Hakan Akçura, yaşamda politik aktivizm adına hemen her şeyi yapmış olduğu halde, en politik işini şimdi yaptığını düşünüyor. Yollanan aynaların çoğu da yine o döneme ait.

“Bence serginin becerdiği en büyük şey, bu kadar egosantrik bir merkezde kurulmuş olan önermenin kendisinin bu kadar anonim olabilmesi. Çağrı metnindeki 400 tane edimin hepsini yaşayıp yaşamadığım da soruldu. Evet, yaşadım, ama bütün bunları yaşarken de yalnız değildim. Türkiye’de bunları yaşayan binlerce insan vardı. Bunlardan birisinin de aynası olabildiysem, buna sevinirim.” Kendi aynalarından yansımaları toplayan birinin kendisiyle olan olan hesaplaşması izleyiciye ne verir sorusuna karşılık cevabın biraz da 30 Haziran’a dek sürecek olan sergide gizli olduğunu söylüyor Akçura. Çünkü aynı zamanda kitap olarak yayınlanacak olan sergi malzemeleri, sergi sonuna dek katılıma da açık. “Bilemidiğim bir etkilenme biçiminin varolduğunu sergiye gelenlerden gözlemliyorum. Buradaki aynaların içeriklerini, aktardıklarını, hayatta kendileri için sonuçlanabilir bir olanak alanı olarak görebilen bir varoluşu izliyorum. Sergi bitmeden ayna getirebilir miyim, diyen insanlar oluyor. Daha 30 Haziran’a kadar birikebilecek bir şeyin üzerinden konuşuyoruz.”

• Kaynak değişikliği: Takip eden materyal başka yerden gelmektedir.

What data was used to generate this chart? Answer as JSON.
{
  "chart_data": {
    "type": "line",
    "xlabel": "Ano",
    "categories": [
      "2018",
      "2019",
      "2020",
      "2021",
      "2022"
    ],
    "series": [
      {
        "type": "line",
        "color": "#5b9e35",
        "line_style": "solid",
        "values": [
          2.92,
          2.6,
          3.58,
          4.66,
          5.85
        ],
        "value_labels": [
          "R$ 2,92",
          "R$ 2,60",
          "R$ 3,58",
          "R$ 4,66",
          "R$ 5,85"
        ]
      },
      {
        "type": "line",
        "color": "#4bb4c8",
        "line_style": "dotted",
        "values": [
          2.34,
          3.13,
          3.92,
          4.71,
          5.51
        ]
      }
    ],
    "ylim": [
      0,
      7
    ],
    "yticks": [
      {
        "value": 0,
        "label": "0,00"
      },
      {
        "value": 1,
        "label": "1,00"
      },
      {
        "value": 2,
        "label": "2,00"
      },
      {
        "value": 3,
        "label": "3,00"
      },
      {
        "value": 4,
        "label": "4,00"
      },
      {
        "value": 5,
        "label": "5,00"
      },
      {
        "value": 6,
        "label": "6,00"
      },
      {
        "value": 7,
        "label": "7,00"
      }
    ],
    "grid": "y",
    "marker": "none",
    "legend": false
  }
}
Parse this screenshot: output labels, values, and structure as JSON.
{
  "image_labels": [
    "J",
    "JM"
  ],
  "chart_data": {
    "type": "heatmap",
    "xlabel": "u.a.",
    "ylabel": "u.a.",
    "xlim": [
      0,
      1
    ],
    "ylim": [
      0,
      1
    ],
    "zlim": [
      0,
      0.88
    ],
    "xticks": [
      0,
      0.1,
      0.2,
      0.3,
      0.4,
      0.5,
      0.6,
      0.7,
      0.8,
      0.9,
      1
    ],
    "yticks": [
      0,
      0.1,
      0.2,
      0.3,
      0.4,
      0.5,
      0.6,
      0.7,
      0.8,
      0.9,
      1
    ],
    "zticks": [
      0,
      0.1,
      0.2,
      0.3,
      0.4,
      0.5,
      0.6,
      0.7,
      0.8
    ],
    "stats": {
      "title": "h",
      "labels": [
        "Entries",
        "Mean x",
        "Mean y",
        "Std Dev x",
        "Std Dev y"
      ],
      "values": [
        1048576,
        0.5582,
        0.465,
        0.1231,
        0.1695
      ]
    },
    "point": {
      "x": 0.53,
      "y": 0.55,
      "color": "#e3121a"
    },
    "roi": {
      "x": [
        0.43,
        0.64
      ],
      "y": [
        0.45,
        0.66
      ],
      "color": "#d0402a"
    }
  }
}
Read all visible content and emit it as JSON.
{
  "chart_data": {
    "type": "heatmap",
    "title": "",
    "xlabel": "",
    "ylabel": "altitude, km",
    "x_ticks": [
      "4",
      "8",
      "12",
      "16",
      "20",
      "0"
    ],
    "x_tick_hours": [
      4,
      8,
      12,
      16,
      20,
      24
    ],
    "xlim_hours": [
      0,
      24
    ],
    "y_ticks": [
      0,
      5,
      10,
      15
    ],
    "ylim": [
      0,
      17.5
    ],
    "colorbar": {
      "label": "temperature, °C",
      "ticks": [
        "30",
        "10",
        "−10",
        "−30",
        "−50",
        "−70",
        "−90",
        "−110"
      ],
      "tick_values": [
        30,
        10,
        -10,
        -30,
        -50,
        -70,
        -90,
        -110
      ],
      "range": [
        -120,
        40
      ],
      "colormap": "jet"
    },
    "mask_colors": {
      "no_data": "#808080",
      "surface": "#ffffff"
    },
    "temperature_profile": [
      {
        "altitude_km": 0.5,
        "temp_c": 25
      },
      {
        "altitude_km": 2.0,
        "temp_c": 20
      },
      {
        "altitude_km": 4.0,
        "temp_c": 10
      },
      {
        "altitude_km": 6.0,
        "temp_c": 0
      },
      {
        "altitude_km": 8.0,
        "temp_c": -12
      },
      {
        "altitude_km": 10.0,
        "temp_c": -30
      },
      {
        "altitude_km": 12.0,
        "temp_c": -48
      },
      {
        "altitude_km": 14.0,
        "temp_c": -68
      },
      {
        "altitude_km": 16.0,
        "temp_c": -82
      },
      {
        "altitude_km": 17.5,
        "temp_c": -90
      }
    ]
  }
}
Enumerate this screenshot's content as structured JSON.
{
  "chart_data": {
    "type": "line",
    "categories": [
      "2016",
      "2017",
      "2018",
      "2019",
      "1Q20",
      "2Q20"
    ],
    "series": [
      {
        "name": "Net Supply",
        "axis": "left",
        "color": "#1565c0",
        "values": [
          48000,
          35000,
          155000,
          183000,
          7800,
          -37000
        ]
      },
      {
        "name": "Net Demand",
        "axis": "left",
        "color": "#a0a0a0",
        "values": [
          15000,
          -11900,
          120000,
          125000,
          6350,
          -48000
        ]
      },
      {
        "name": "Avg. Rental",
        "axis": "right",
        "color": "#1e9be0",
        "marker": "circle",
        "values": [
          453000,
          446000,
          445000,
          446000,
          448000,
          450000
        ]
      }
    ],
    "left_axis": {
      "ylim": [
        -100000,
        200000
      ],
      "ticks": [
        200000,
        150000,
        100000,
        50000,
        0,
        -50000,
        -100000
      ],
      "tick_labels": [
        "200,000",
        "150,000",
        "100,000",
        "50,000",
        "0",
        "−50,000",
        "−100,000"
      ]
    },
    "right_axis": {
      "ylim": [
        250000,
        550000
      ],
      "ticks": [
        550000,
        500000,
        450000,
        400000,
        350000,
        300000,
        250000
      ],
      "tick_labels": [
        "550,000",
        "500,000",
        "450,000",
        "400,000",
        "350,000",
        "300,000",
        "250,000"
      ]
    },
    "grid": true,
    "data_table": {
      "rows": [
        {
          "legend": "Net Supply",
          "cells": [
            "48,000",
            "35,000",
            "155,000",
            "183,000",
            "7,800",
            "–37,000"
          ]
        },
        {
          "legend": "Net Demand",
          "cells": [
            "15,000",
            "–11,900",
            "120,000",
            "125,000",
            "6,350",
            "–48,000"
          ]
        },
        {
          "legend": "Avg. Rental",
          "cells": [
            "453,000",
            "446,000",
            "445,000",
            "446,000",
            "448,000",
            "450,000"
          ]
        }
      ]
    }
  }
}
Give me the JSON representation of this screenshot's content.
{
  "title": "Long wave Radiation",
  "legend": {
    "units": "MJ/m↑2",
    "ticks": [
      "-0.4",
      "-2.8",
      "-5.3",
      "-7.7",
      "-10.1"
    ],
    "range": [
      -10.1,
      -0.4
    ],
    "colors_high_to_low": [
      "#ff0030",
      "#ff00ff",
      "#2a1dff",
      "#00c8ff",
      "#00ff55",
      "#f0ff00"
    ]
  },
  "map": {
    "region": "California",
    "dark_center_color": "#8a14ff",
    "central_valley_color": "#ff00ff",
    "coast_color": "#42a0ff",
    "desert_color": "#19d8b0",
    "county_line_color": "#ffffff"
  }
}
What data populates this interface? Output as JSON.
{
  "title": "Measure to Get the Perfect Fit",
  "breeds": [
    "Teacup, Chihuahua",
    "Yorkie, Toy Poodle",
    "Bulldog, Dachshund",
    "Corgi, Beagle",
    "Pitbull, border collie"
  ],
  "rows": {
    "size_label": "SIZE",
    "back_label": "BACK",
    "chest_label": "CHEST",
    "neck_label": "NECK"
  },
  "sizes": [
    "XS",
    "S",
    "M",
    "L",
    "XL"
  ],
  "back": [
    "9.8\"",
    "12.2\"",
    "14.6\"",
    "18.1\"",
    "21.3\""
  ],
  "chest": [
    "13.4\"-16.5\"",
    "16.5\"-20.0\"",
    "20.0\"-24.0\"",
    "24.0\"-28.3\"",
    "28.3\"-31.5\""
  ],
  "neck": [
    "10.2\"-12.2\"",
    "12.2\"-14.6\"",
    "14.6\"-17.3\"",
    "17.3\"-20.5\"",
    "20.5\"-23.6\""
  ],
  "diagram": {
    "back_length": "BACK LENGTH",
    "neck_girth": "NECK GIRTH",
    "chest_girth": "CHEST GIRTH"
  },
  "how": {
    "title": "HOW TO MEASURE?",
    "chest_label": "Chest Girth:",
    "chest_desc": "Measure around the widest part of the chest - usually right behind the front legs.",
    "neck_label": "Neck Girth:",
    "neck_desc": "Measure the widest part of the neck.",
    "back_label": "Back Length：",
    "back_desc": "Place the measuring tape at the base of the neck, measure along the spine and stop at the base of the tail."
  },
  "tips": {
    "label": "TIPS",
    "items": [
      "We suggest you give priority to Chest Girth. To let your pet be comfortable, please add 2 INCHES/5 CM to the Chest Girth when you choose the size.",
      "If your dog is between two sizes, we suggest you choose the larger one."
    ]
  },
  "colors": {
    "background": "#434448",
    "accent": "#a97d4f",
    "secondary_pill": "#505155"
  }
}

Sıfır olma hali taşıyan tavır

Kendisini çıplaklaştırdığı, çağırdığı ve deşifre ettiğini düşünüyor sanatçı, sergisiyle. Bir sıfır olma hali taşıyan bu tavrın geride ne bıraktığı ise bir giz:

“Sadece sanat etkinlikleri adına değil, aynaların adına da tehlikeli bir şey söyleyeceğim. Ben onların sandığı yerden aynalarımı ne kadar istiyordum tartışmalı bir şey bu. Aynanın binlerce tarifi var burada, bence aynayı sorgulayan, kendi iç akışının cevabını bulabilmiş aynalar yok. Beni bana yansıtmaktan çok, kendini bana yansıtan dış-iç bükey, kırık ayna varoluşlarıyla burada varlar. İçerik olarak aradığım bir şey vardıysa, onun ne olduğunu ben de bilmiyorum. Bir sanat etkinliğinin ya da bu çığlığın sanat etkinliğine dönüştüğü yerin tarifi buralarda aranmamalı. Bu sergiden cebimde, sırtımda taşıdığım bir şeyin kendisini sergileyerek malettim sizlere. Neyin hesaplaşmasını yaşadığımın cümlesini kendime belki de kurmak üzereyim. Gizemi koruyan bir sergi bu, gizemi korumamak adına girişilen her şey de aslında gizemi besler.”